Dass das Werk über einen so langen Zeitraum auf seine Wiederentdeckung warten musste, kann der zu dieser Produktion aus Wien angereiste Opernfreund nur bedingt nachvollziehen. Steht diese Oper doch zum Teil noch hörbar unter dem melodischen wie stilistischen Einfluss von Verdi oder Donizetti, nimmt aber vor allem in den beiden großen Soloszenen des Titelhelden und der Gertrude die den Verismo prägende Ausdruckskraft vorweg.
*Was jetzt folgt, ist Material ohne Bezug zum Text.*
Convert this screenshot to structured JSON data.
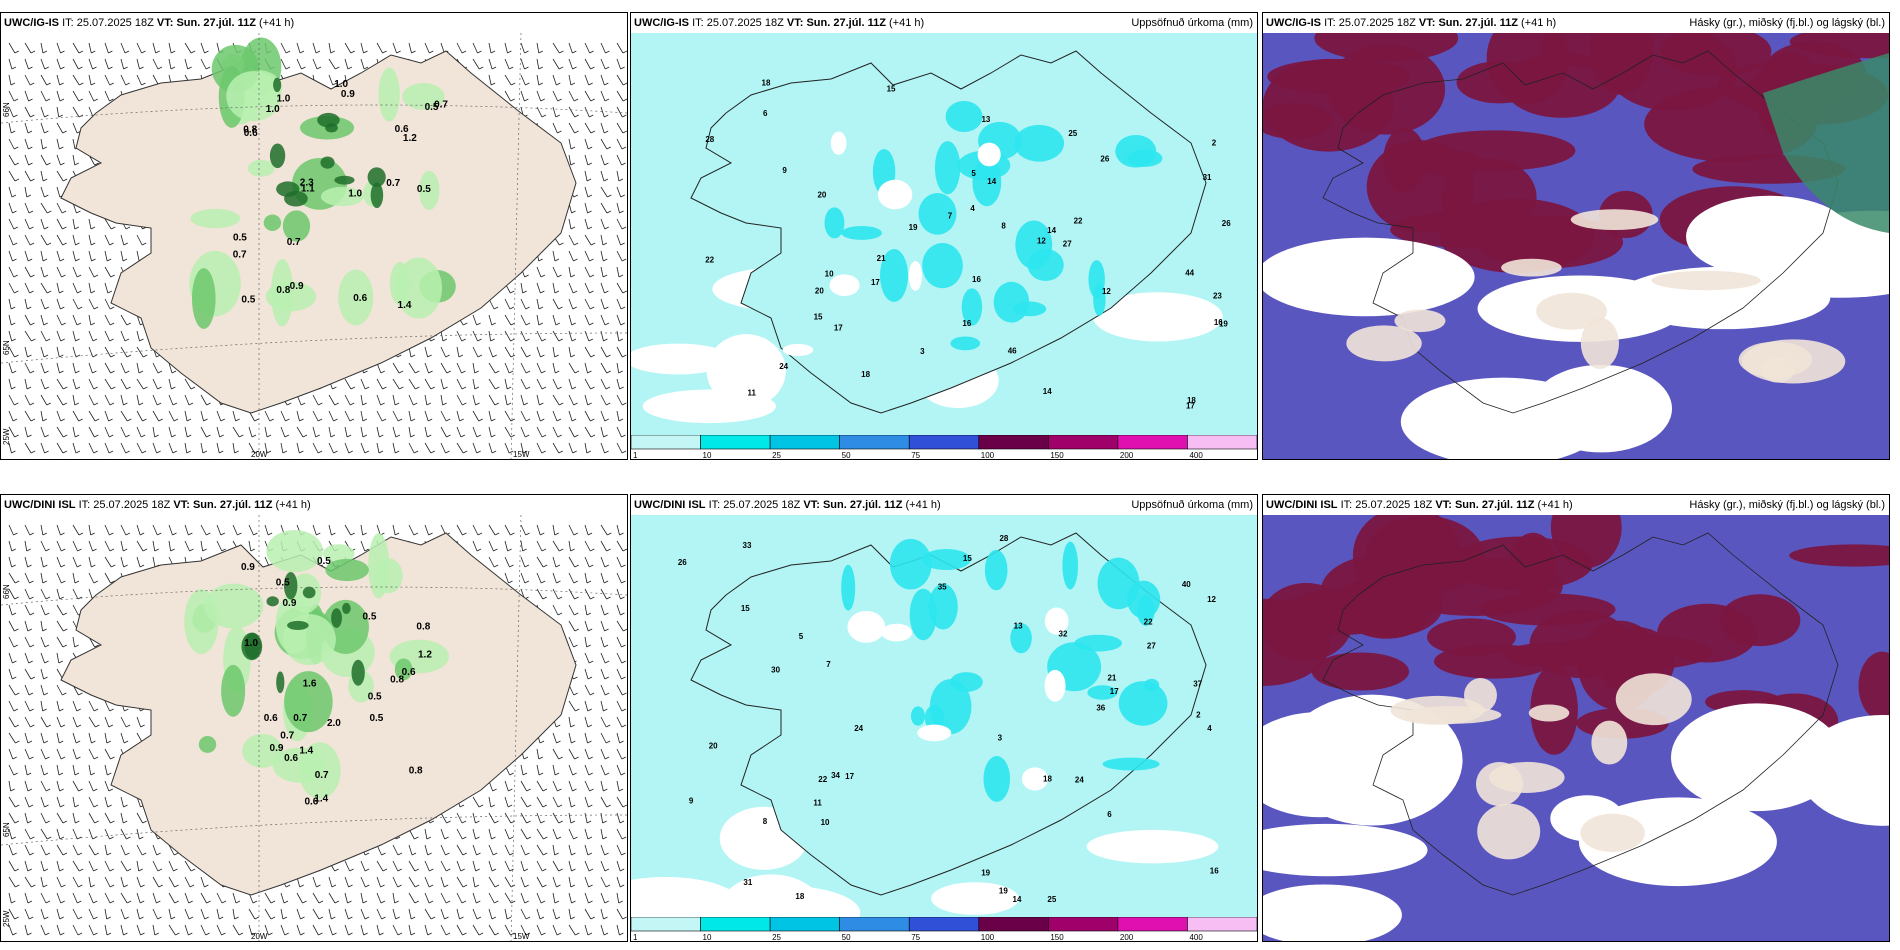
{
  "panels": [
    {
      "model": "UWC/IG-IS",
      "it_label": "IT:",
      "it": "25.07.2025 18Z",
      "vt_label": "VT:",
      "vt": "Sun. 27.júl. 11Z",
      "lead": "(+41 h)",
      "right": "",
      "lat_labels": [
        "66N",
        "65N",
        "25W"
      ],
      "lon_labels": [
        "20W",
        "15W"
      ],
      "values": [
        "1.0",
        "0.5",
        "1.1",
        "1.4",
        "0.7",
        "0.6",
        "1.0",
        "0.8",
        "0.7",
        "0.5",
        "0.6",
        "1.0",
        "0.8",
        "0.7",
        "0.9",
        "0.9",
        "0.5",
        "1.2",
        "1.0",
        "0.6",
        "0.5",
        "2.3",
        "0.7"
      ]
    },
    {
      "model": "UWC/IG-IS",
      "it_label": "IT:",
      "it": "25.07.2025 18Z",
      "vt_label": "VT:",
      "vt": "Sun. 27.júl. 11Z",
      "lead": "(+41 h)",
      "right": "Uppsöfnuð úrkoma (mm)",
      "values": [
        "14",
        "9",
        "19",
        "16",
        "15",
        "18",
        "17",
        "23",
        "16",
        "20",
        "14",
        "13",
        "12",
        "27",
        "17",
        "18",
        "15",
        "20",
        "26",
        "22",
        "46",
        "44",
        "28",
        "25",
        "31",
        "22",
        "17",
        "24",
        "21",
        "14",
        "26",
        "18",
        "19",
        "12",
        "16",
        "7",
        "5",
        "8",
        "3",
        "2",
        "4",
        "6",
        "10",
        "11"
      ]
    },
    {
      "model": "UWC/IG-IS",
      "it_label": "IT:",
      "it": "25.07.2025 18Z",
      "vt_label": "VT:",
      "vt": "Sun. 27.júl. 11Z",
      "lead": "(+41 h)",
      "right": "Hásky (gr.), miðský (fj.bl.) og lágský (bl.)"
    },
    {
      "model": "UWC/DINI ISL",
      "it_label": "IT:",
      "it": "25.07.2025 18Z",
      "vt_label": "VT:",
      "vt": "Sun. 27.júl. 11Z",
      "lead": "(+41 h)",
      "right": "",
      "lat_labels": [
        "66N",
        "65N",
        "25W"
      ],
      "lon_labels": [
        "20W",
        "15W"
      ],
      "values": [
        "0.7",
        "0.5",
        "0.6",
        "1.6",
        "2.0",
        "0.8",
        "0.6",
        "1.4",
        "0.5",
        "0.7",
        "0.9",
        "0.8",
        "0.9",
        "1.4",
        "0.6",
        "0.5",
        "0.7",
        "1.2",
        "0.5",
        "1.0",
        "0.6",
        "0.8",
        "0.9",
        "0.5"
      ]
    },
    {
      "model": "UWC/DINI ISL",
      "it_label": "IT:",
      "it": "25.07.2025 18Z",
      "vt_label": "VT:",
      "vt": "Sun. 27.júl. 11Z",
      "lead": "(+41 h)",
      "right": "Uppsöfnuð úrkoma (mm)",
      "values": [
        "17",
        "19",
        "22",
        "15",
        "18",
        "25",
        "26",
        "20",
        "27",
        "21",
        "33",
        "31",
        "36",
        "30",
        "22",
        "34",
        "19",
        "24",
        "32",
        "28",
        "40",
        "17",
        "14",
        "37",
        "35",
        "12",
        "24",
        "15",
        "16",
        "13",
        "6",
        "4",
        "2",
        "3",
        "7",
        "9",
        "10",
        "11",
        "5",
        "8",
        "18"
      ]
    },
    {
      "model": "UWC/DINI ISL",
      "it_label": "IT:",
      "it": "25.07.2025 18Z",
      "vt_label": "VT:",
      "vt": "Sun. 27.júl. 11Z",
      "lead": "(+41 h)",
      "right": "Hásky (gr.), miðský (fj.bl.) og lágský (bl.)"
    }
  ],
  "legend": {
    "ticks": [
      "1",
      "10",
      "25",
      "50",
      "75",
      "100",
      "150",
      "200",
      "400"
    ],
    "colors": [
      "#c4f6f6",
      "#00e8e8",
      "#00c4e4",
      "#2f8ce4",
      "#3050d8",
      "#6a0048",
      "#a0006a",
      "#e010b0",
      "#f6bef2"
    ]
  },
  "colors": {
    "land": "#f1e4d8",
    "sea_precip": "#b3f5f5",
    "sea": "#ffffff",
    "green_light": "#b8f0b0",
    "green_mid": "#6cc86c",
    "green_dark": "#1e6e2a",
    "cloud_high": "#7a1640",
    "cloud_mid": "#5a56c0",
    "cloud_low": "#2e8cff"
  }
}
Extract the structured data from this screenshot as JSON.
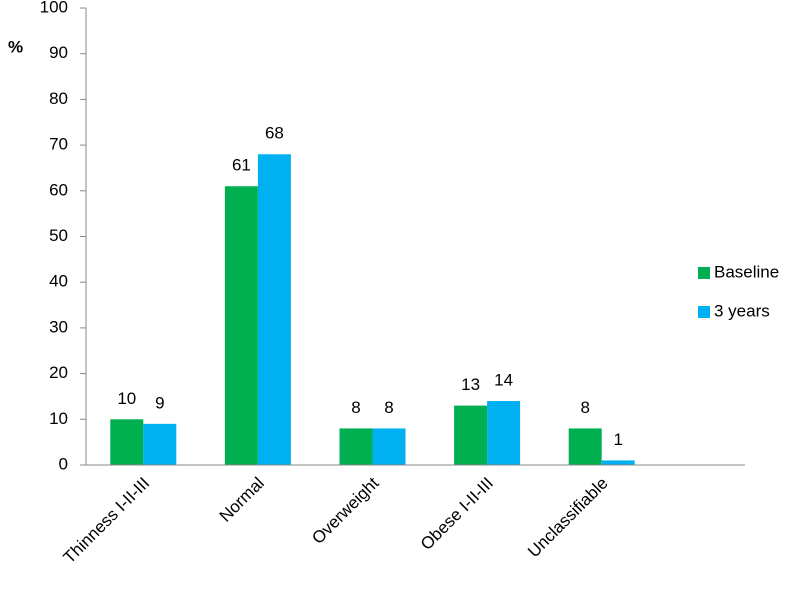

Hätte sich Faccio nicht so früh entschieden, nicht mehr zu komponieren und wäre er nicht relativ jung gestorben, hätte er vielleicht „King Lear“ vertont ? Es müßig darüber zu spekulieren, aber der Gedanke liegt nahe.

Olivier Tambosi hat sich mit dem „Amleto“ und seinem literarisch-philosophischen Hintergrund  eingehend beschäftigt und gemeinsam mit Frank Philipp Schlößmann (Bühne), Gesine Völlm (Kostüme), Davy Cunningham (Licht) und nicht zuletzt Ran Arthur Braun (Choreographie) ein auf modischen Schnickschnack verzichtendes und trotz der Länge der Oper nie langweiliges Konzept umgesetzt. Die historisierenden Kostüme verdecken nur scheinbar die zwischenmenschlichen Konflikte zwischen den stückrelevanten Personen;  der Prager Philharmonische Chor (Leitung Lukas Vasilek) ist dazu ein nicht nur stimmgewaltiges sondern auch spielaktives Kollegium. Tambosi zeichnet individuelle Charaktere und es gelingt ihm, Sänger  in Menschen zu verwandeln.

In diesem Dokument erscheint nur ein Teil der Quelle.